Fe-induced transformation of OMS-2 to MnO with tailored oxygen vacancies for enhanced CO-SCR performance

Abstract

To further enhance the purification efficiency of NO_x, it is crucial to develop advanced CO-SCR catalysts with superior performance. In this study, MnO supports were synthesized by hydrogen reduction of K₂Mn₄O₈ and OMS-2 materials. A bimetallic Pd–Fe supported catalyst, PdFe/K-OMS-2, was prepared via the impregnation method, and its catalytic activity in the CO-SCR reaction was systematically evaluated.
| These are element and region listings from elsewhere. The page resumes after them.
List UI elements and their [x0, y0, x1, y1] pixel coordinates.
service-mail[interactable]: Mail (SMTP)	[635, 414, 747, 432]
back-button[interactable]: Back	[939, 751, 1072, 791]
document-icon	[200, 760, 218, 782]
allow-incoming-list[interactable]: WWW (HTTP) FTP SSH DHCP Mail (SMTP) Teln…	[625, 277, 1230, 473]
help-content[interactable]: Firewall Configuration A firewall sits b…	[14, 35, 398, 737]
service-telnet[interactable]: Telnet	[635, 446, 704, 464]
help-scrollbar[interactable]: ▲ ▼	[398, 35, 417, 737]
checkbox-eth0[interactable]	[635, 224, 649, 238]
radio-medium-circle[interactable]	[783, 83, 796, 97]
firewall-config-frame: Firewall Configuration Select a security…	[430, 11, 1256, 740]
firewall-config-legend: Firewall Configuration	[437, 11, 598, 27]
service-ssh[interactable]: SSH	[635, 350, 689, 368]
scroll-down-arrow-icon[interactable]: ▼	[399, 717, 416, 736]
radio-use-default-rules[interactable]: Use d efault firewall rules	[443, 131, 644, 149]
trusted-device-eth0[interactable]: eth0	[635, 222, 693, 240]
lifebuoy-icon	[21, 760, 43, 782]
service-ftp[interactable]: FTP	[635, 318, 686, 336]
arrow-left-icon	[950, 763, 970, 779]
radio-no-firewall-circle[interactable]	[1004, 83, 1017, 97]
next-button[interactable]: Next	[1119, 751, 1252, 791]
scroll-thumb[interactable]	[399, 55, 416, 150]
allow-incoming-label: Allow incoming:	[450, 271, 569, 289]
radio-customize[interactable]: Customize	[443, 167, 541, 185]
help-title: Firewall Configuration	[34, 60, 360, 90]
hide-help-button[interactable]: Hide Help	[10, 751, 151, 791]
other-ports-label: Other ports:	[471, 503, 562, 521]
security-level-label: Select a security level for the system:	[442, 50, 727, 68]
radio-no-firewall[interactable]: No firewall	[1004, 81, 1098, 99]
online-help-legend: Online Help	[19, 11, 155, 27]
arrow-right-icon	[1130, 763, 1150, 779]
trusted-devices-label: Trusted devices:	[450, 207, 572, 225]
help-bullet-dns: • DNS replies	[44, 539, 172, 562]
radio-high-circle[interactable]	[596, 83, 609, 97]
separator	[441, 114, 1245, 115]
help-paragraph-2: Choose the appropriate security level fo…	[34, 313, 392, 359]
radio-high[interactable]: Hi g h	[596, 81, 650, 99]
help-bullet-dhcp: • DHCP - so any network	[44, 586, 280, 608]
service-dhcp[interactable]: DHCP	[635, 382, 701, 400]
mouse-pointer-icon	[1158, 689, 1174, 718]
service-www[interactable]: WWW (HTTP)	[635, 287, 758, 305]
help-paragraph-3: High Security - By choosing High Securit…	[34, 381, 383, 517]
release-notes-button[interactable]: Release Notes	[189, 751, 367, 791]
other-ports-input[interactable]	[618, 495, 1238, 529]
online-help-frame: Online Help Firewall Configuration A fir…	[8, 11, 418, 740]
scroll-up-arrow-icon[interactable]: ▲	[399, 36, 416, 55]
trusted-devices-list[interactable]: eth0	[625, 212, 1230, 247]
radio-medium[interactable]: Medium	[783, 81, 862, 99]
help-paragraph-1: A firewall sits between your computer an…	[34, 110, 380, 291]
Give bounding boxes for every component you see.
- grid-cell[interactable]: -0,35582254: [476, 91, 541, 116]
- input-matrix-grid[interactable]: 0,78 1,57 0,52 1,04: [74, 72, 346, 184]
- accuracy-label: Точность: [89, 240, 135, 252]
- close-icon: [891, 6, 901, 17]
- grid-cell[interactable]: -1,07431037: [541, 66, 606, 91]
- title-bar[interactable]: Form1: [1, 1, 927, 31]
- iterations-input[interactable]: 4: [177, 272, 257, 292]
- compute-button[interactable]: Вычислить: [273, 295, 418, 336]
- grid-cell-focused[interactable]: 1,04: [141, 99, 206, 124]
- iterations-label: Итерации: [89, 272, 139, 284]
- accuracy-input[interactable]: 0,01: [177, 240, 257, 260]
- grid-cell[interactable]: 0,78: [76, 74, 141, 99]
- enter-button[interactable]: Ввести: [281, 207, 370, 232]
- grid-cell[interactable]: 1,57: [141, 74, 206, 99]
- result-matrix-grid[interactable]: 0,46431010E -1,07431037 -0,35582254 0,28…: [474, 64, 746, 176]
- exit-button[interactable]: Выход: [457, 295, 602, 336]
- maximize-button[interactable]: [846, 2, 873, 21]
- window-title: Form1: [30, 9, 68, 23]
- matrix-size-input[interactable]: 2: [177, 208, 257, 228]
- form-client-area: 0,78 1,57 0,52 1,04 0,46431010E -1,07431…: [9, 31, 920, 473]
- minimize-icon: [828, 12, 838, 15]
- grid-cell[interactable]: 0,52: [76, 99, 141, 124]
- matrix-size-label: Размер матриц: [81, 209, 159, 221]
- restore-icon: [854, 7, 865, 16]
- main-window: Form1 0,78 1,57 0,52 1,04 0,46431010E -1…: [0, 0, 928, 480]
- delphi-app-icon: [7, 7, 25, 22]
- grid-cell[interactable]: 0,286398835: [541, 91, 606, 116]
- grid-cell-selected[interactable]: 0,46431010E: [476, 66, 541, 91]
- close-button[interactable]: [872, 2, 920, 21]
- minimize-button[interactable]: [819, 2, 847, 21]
The results indicate that when the Pd loading is 1 wt% and the Fe loading is 3 wt%, the PdFe/K-OMS-2 catalyst demonstrates outstanding CO-SCR performance, maintaining high efficiency (≥90%) and stability at 200 °C, as well as excellent water resistance at 300 °C. Comprehensive characterization techniques reveal that, after heat treatment, Fe facilitates the transformation of OMS-2 into MnO at low temperatures, thereby enhancing the concentration of Mn²⁺, increasing the content of Pd²⁺ and oxygen vacancies, and promoting the interaction between Pd and Fe, which significantly improves the low-temperature activity of the PdFe/K-OMS-2 catalyst. Furthermore, in situ DRIFTS studies elucidated that the catalyst predominantly follows the Mars–van Krevelen (MvK) mechanism, where NO and CO are simultaneously adsorbed on the catalyst surface and subsequently react. The present doping-based approach to optimizing carrier structure fabrication provides a conceptual framework for the systematic design and synthesis of high-performance bimetallic catalysts.